Het besef groeit dat om een duurzame oplossing te vinden voor het probleem, je verder moet kijken dan het Europese grondgebied. De redenering dat mensen op de vlucht geholpen zijn van zodra hun leven in veiligheid is gesteld – zoals politici ook in ons land nog wel eens beweren tijdens openingscolleges op niet nader genoemde universiteiten – houdt niet langer steek. De opvangomstandigheden in de Syrische buurlanden, hebben een onmiskenbare invloed op het aantal vluchtelingen dat de oversteek naar Europa waagt.

De uitkomst van de meeting stemde alvast hoopvol.
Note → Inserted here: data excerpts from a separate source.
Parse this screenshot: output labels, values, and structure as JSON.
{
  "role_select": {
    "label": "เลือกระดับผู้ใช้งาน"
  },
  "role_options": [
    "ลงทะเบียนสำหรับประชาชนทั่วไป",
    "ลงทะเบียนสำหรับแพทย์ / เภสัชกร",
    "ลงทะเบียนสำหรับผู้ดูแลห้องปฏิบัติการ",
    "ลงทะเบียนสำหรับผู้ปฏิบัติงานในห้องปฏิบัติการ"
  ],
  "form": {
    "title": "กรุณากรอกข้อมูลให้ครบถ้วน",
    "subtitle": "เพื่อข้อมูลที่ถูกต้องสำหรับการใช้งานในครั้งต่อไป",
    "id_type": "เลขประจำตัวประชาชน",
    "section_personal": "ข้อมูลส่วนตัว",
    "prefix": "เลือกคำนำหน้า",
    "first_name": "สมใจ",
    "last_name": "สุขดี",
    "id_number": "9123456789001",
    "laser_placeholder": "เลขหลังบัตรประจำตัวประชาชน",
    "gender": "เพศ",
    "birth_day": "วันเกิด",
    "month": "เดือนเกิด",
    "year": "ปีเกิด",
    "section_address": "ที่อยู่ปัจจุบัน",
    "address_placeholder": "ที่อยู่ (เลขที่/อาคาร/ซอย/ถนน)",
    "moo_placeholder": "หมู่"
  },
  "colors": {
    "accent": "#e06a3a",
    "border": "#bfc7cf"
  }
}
Zo zetten de leiders een cheque van 1 miljard opzij voor de organisaties die aan de Syrische grenzen de opvang in goede banen leiden. Dat is geen overbodige luxe. Op 13 september 2015 stond de teller van de steun aan het Wereldvoedselprogramma in liefst 11 van de 28 lidstaten op 0 euro. De overige lidstaten bouwden hun steun dramatisch af ten opzichte van 2014. Zelfs gulle schenkers als Duitsland en Zweden verminderden hun budget met respectievelijk 51 en 95 procent. Slechts 38 procent van de nodige steun aan humanitaire organisaties werd effectief gedoneerd.

Daarnaast willen de lidstaten meer geld pompen in het EU Regionaal vertrouwensfonds dat werd opgericht om de Syrische crisis het hoofd te bieden. Dit fonds moest in de eerste plaats steun geven aan en stabiliteit creëren in de Syrische buurlanden die momenteel het gros van de vluchtelingen opvangen: Jordanië, Libanon, Turkije, Irak en Egypte. Met het nieuwe budget willen de regeringsleiders vooral de omstandigheden in de opvangkampen waarin de vluchtelingen verblijven verbeteren.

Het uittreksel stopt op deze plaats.